深学习建议系统的数据优化 (Data Optimisation for a Deep Learning Recommender System)

This paper advocates privacy preserving requirements on collection of user data for recommender systems. The purpose of our study is twofold. First, we ask if restrictions on data collection will hurt test quality of RNN-based recommendations. We study how validation performance depends on the available amount of training data. We use a combination of top-K accuracy, catalog coverage and novelty for this purpose, since good recommendations for the user is not necessarily captured by a traditional accuracy metric. Second, we ask if we can improve the quality under minimal data by using secondary data sources. We propose knowledge transfer for this purpose and construct a representation to measure similarities between purchase behaviour in data.
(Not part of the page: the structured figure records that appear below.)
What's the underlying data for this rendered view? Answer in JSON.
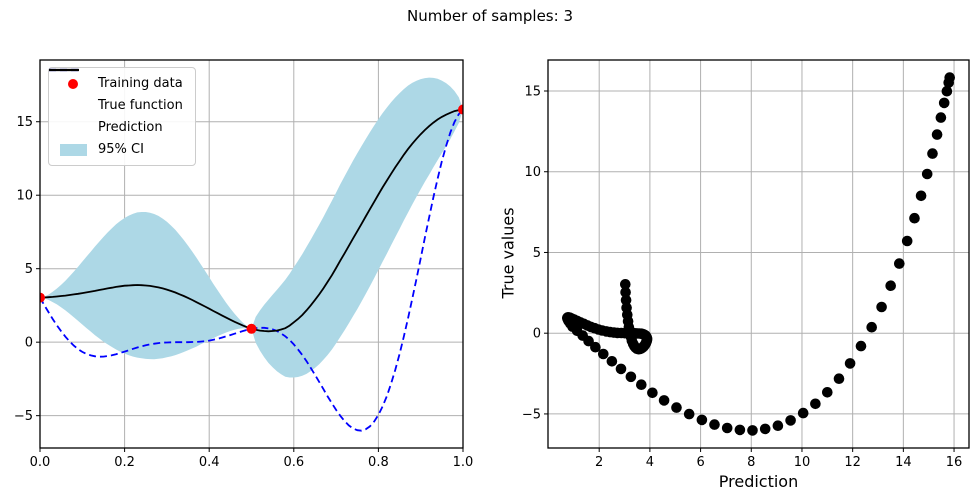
{
  "title": "Number of samples: 3",
  "colors": {
    "training": "#ff0000",
    "true_function": "#0000ff",
    "prediction": "#000000",
    "ci": "#add8e6",
    "grid": "#b0b0b0",
    "spine": "#000000",
    "text": "#000000"
  },
  "legend": {
    "items": [
      {
        "label": "Training data",
        "marker": "dot",
        "color": "#ff0000"
      },
      {
        "label": "True function",
        "marker": "dashed-line",
        "color": "#0000ff"
      },
      {
        "label": "Prediction",
        "marker": "line",
        "color": "#000000"
      },
      {
        "label": "95% CI",
        "marker": "patch",
        "color": "#add8e6"
      }
    ]
  },
  "chart_data": [
    {
      "name": "gp-fit",
      "type": "line",
      "title": "",
      "xlabel": "",
      "ylabel": "",
      "xlim": [
        0,
        1
      ],
      "ylim": [
        -7.2,
        19.2
      ],
      "xticks": [
        0,
        0.2,
        0.4,
        0.6,
        0.8,
        1
      ],
      "xtick_labels": [
        "0.0",
        "0.2",
        "0.4",
        "0.6",
        "0.8",
        "1.0"
      ],
      "yticks": [
        -5,
        0,
        5,
        10,
        15
      ],
      "grid": true,
      "legend_position": "upper left",
      "x": [
        0,
        0.01,
        0.02,
        0.03,
        0.04,
        0.05,
        0.06,
        0.07,
        0.08,
        0.09,
        0.1,
        0.11,
        0.12,
        0.13,
        0.14,
        0.15,
        0.16,
        0.17,
        0.18,
        0.19,
        0.2,
        0.21,
        0.22,
        0.23,
        0.24,
        0.25,
        0.26,
        0.27,
        0.28,
        0.29,
        0.3,
        0.31,
        0.32,
        0.33,
        0.34,
        0.35,
        0.36,
        0.37,
        0.38,
        0.39,
        0.4,
        0.41,
        0.42,
        0.43,
        0.44,
        0.45,
        0.46,
        0.47,
        0.48,
        0.49,
        0.5,
        0.51,
        0.52,
        0.53,
        0.54,
        0.55,
        0.56,
        0.57,
        0.58,
        0.59,
        0.6,
        0.61,
        0.62,
        0.63,
        0.64,
        0.65,
        0.66,
        0.67,
        0.68,
        0.69,
        0.7,
        0.71,
        0.72,
        0.73,
        0.74,
        0.75,
        0.76,
        0.77,
        0.78,
        0.79,
        0.8,
        0.81,
        0.82,
        0.83,
        0.84,
        0.85,
        0.86,
        0.87,
        0.88,
        0.89,
        0.9,
        0.91,
        0.92,
        0.93,
        0.94,
        0.95,
        0.96,
        0.97,
        0.98,
        0.99,
        1
      ],
      "series": [
        {
          "name": "Training data",
          "type": "scatter",
          "color": "#ff0000",
          "x": [
            0,
            0.5,
            1
          ],
          "y": [
            3.03,
            0.91,
            15.83
          ]
        },
        {
          "name": "True function",
          "type": "line",
          "linestyle": "dashed",
          "color": "#0000ff",
          "y": [
            3.03,
            2.53,
            2.05,
            1.58,
            1.14,
            0.74,
            0.37,
            0.05,
            -0.23,
            -0.47,
            -0.66,
            -0.8,
            -0.9,
            -0.96,
            -0.99,
            -0.98,
            -0.94,
            -0.89,
            -0.82,
            -0.73,
            -0.64,
            -0.55,
            -0.45,
            -0.36,
            -0.28,
            -0.21,
            -0.15,
            -0.1,
            -0.06,
            -0.03,
            -0.02,
            -0.01,
            0,
            0,
            0,
            0,
            0.01,
            0.02,
            0.04,
            0.07,
            0.11,
            0.17,
            0.23,
            0.31,
            0.39,
            0.48,
            0.58,
            0.67,
            0.76,
            0.84,
            0.91,
            0.96,
            0.98,
            0.98,
            0.94,
            0.87,
            0.76,
            0.6,
            0.4,
            0.15,
            -0.15,
            -0.49,
            -0.87,
            -1.29,
            -1.74,
            -2.21,
            -2.7,
            -3.19,
            -3.69,
            -4.16,
            -4.61,
            -5.01,
            -5.37,
            -5.66,
            -5.87,
            -5.99,
            -6.02,
            -5.93,
            -5.73,
            -5.4,
            -4.95,
            -4.37,
            -3.66,
            -2.82,
            -1.87,
            -0.8,
            0.37,
            1.62,
            2.94,
            4.31,
            5.71,
            7.12,
            8.51,
            9.86,
            11.12,
            12.3,
            13.35,
            14.26,
            14.99,
            15.52,
            15.83
          ]
        },
        {
          "name": "Prediction",
          "type": "line",
          "linestyle": "solid",
          "color": "#000000",
          "y": [
            3.03,
            3.04,
            3.06,
            3.08,
            3.11,
            3.14,
            3.17,
            3.21,
            3.25,
            3.29,
            3.34,
            3.39,
            3.44,
            3.49,
            3.55,
            3.6,
            3.66,
            3.71,
            3.76,
            3.8,
            3.84,
            3.86,
            3.88,
            3.89,
            3.88,
            3.86,
            3.83,
            3.78,
            3.73,
            3.66,
            3.58,
            3.48,
            3.38,
            3.26,
            3.14,
            3.01,
            2.87,
            2.72,
            2.58,
            2.43,
            2.28,
            2.12,
            1.97,
            1.82,
            1.67,
            1.53,
            1.39,
            1.26,
            1.13,
            1.01,
            0.91,
            0.84,
            0.79,
            0.76,
            0.74,
            0.76,
            0.79,
            0.86,
            0.95,
            1.13,
            1.35,
            1.58,
            1.85,
            2.16,
            2.5,
            2.86,
            3.25,
            3.66,
            4.1,
            4.56,
            5.05,
            5.55,
            6.05,
            6.55,
            7.05,
            7.55,
            8.05,
            8.55,
            9.05,
            9.55,
            10.05,
            10.53,
            11,
            11.46,
            11.9,
            12.33,
            12.75,
            13.14,
            13.5,
            13.84,
            14.15,
            14.44,
            14.7,
            14.94,
            15.15,
            15.33,
            15.48,
            15.61,
            15.72,
            15.79,
            15.83
          ]
        },
        {
          "name": "95% CI",
          "type": "band",
          "color": "#add8e6",
          "center": "Prediction",
          "halfwidth": [
            0,
            0.06,
            0.18,
            0.35,
            0.54,
            0.77,
            1.01,
            1.28,
            1.55,
            1.84,
            2.14,
            2.43,
            2.72,
            3.02,
            3.29,
            3.56,
            3.81,
            4.04,
            4.26,
            4.45,
            4.61,
            4.75,
            4.86,
            4.94,
            4.98,
            5,
            4.98,
            4.94,
            4.86,
            4.75,
            4.61,
            4.45,
            4.26,
            4.04,
            3.81,
            3.56,
            3.29,
            3.02,
            2.72,
            2.43,
            2.14,
            1.84,
            1.55,
            1.28,
            1.01,
            0.77,
            0.54,
            0.35,
            0.18,
            0.06,
            0,
            0.88,
            1.37,
            1.79,
            2.15,
            2.47,
            2.77,
            3.04,
            3.3,
            3.53,
            3.75,
            3.95,
            4.14,
            4.32,
            4.47,
            4.62,
            4.75,
            4.86,
            4.97,
            5.06,
            5.13,
            5.19,
            5.24,
            5.27,
            5.29,
            5.3,
            5.29,
            5.27,
            5.24,
            5.19,
            5.13,
            5.06,
            4.97,
            4.86,
            4.75,
            4.62,
            4.47,
            4.32,
            4.14,
            3.95,
            3.75,
            3.53,
            3.3,
            3.04,
            2.77,
            2.47,
            2.15,
            1.79,
            1.37,
            0.88,
            0
          ]
        }
      ]
    },
    {
      "name": "pred-vs-true",
      "type": "scatter",
      "title": "",
      "xlabel": "Prediction",
      "ylabel": "True values",
      "color": "#000000",
      "xlim": [
        -0.02,
        16.59
      ],
      "ylim": [
        -7.11,
        16.92
      ],
      "xticks": [
        2,
        4,
        6,
        8,
        10,
        12,
        14,
        16
      ],
      "yticks": [
        -5,
        0,
        5,
        10,
        15
      ],
      "grid": true,
      "x": [
        3.03,
        3.04,
        3.06,
        3.08,
        3.11,
        3.14,
        3.17,
        3.21,
        3.25,
        3.29,
        3.34,
        3.39,
        3.44,
        3.49,
        3.55,
        3.6,
        3.66,
        3.71,
        3.76,
        3.8,
        3.84,
        3.86,
        3.88,
        3.89,
        3.88,
        3.86,
        3.83,
        3.78,
        3.73,
        3.66,
        3.58,
        3.48,
        3.38,
        3.26,
        3.14,
        3.01,
        2.87,
        2.72,
        2.58,
        2.43,
        2.28,
        2.12,
        1.97,
        1.82,
        1.67,
        1.53,
        1.39,
        1.26,
        1.13,
        1.01,
        0.91,
        0.84,
        0.79,
        0.76,
        0.74,
        0.76,
        0.79,
        0.86,
        0.95,
        1.13,
        1.35,
        1.58,
        1.85,
        2.16,
        2.5,
        2.86,
        3.25,
        3.66,
        4.1,
        4.56,
        5.05,
        5.55,
        6.05,
        6.55,
        7.05,
        7.55,
        8.05,
        8.55,
        9.05,
        9.55,
        10.05,
        10.53,
        11,
        11.46,
        11.9,
        12.33,
        12.75,
        13.14,
        13.5,
        13.84,
        14.15,
        14.44,
        14.7,
        14.94,
        15.15,
        15.33,
        15.48,
        15.61,
        15.72,
        15.79,
        15.83
      ],
      "y": [
        3.03,
        2.53,
        2.05,
        1.58,
        1.14,
        0.74,
        0.37,
        0.05,
        -0.23,
        -0.47,
        -0.66,
        -0.8,
        -0.9,
        -0.96,
        -0.99,
        -0.98,
        -0.94,
        -0.89,
        -0.82,
        -0.73,
        -0.64,
        -0.55,
        -0.45,
        -0.36,
        -0.28,
        -0.21,
        -0.15,
        -0.1,
        -0.06,
        -0.03,
        -0.02,
        -0.01,
        0,
        0,
        0,
        0,
        0.01,
        0.02,
        0.04,
        0.07,
        0.11,
        0.17,
        0.23,
        0.31,
        0.39,
        0.48,
        0.58,
        0.67,
        0.76,
        0.84,
        0.91,
        0.96,
        0.98,
        0.98,
        0.94,
        0.87,
        0.76,
        0.6,
        0.4,
        0.15,
        -0.15,
        -0.49,
        -0.87,
        -1.29,
        -1.74,
        -2.21,
        -2.7,
        -3.19,
        -3.69,
        -4.16,
        -4.61,
        -5.01,
        -5.37,
        -5.66,
        -5.87,
        -5.99,
        -6.02,
        -5.93,
        -5.73,
        -5.4,
        -4.95,
        -4.37,
        -3.66,
        -2.82,
        -1.87,
        -0.8,
        0.37,
        1.62,
        2.94,
        4.31,
        5.71,
        7.12,
        8.51,
        9.86,
        11.12,
        12.3,
        13.35,
        14.26,
        14.99,
        15.52,
        15.83
      ]
    }
  ]
}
This to make qualified judgements of which source domain will contribute the most. Our results show that (i) there is a saturation in test performance when training size is increased above a critical point. We also discuss the interplay between different performance metrics, and properties of data. Moreover, we demonstrate that (ii) our representation is meaningful for measuring purchase behaviour. In particular, results show that we can leverage secondary data to improve validation performance if we select a relevant source domain according to our similarly measure.
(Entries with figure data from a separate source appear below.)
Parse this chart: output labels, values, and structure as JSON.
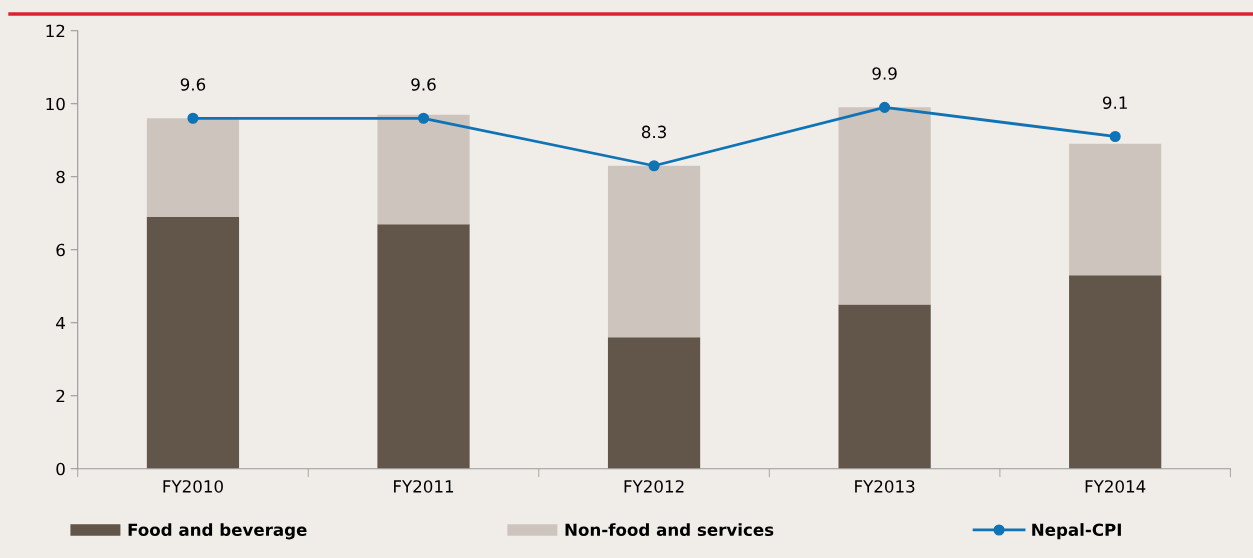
{
  "chart_data": {
    "type": "bar",
    "stacked": true,
    "categories": [
      "FY2010",
      "FY2011",
      "FY2012",
      "FY2013",
      "FY2014"
    ],
    "series": [
      {
        "name": "Food and beverage",
        "color": "#625549",
        "values": [
          6.9,
          6.7,
          3.6,
          4.5,
          5.3
        ]
      },
      {
        "name": "Non-food and services",
        "color": "#cdc5bd",
        "values": [
          2.7,
          3.0,
          4.7,
          5.4,
          3.6
        ]
      },
      {
        "name": "Nepal-CPI",
        "type": "line",
        "color": "#0f73b6",
        "values": [
          9.6,
          9.6,
          8.3,
          9.9,
          9.1
        ],
        "data_labels": true
      }
    ],
    "ylim": [
      0,
      12
    ],
    "yticks": [
      0,
      2,
      4,
      6,
      8,
      10,
      12
    ],
    "grid": false,
    "legend": "bottom",
    "marker": "circle"
  }
}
翻译：本文主张对为推荐者系统收集用户数据进行隐私保护的要求。我们的研究有两个目的。首先, 我们问, 对数据收集的限制是否会损害基于RNN的建议的测试质量。我们研究验证业绩如何取决于现有培训数据的数量。我们为此使用最高-K准确度、目录覆盖度和新颖性的综合方法, 因为对用户的良好建议不一定通过传统的精确度衡量标准得到体现。第二, 我们问, 我们是否可以使用二级数据源来提高最低数据的质量。我们为此建议知识转让, 并建立一个代表单位, 以衡量数据中购买行为之间的相似性。这是为了对哪个来源域作出合格的判断, 以作出最有助于取得最大效果的判断。我们的结果显示 (一) 当培训规模超过临界点时, 测试性能是饱和的。我们还讨论不同性能指标和数据属性之间的相互作用。此外, 我们证明 (二) 我们的表述对于衡量采购行为是有意义的。特别是, 结果表明, 如果我们选择了类似的源域, 我们可以利用二级数据来改进验证业绩。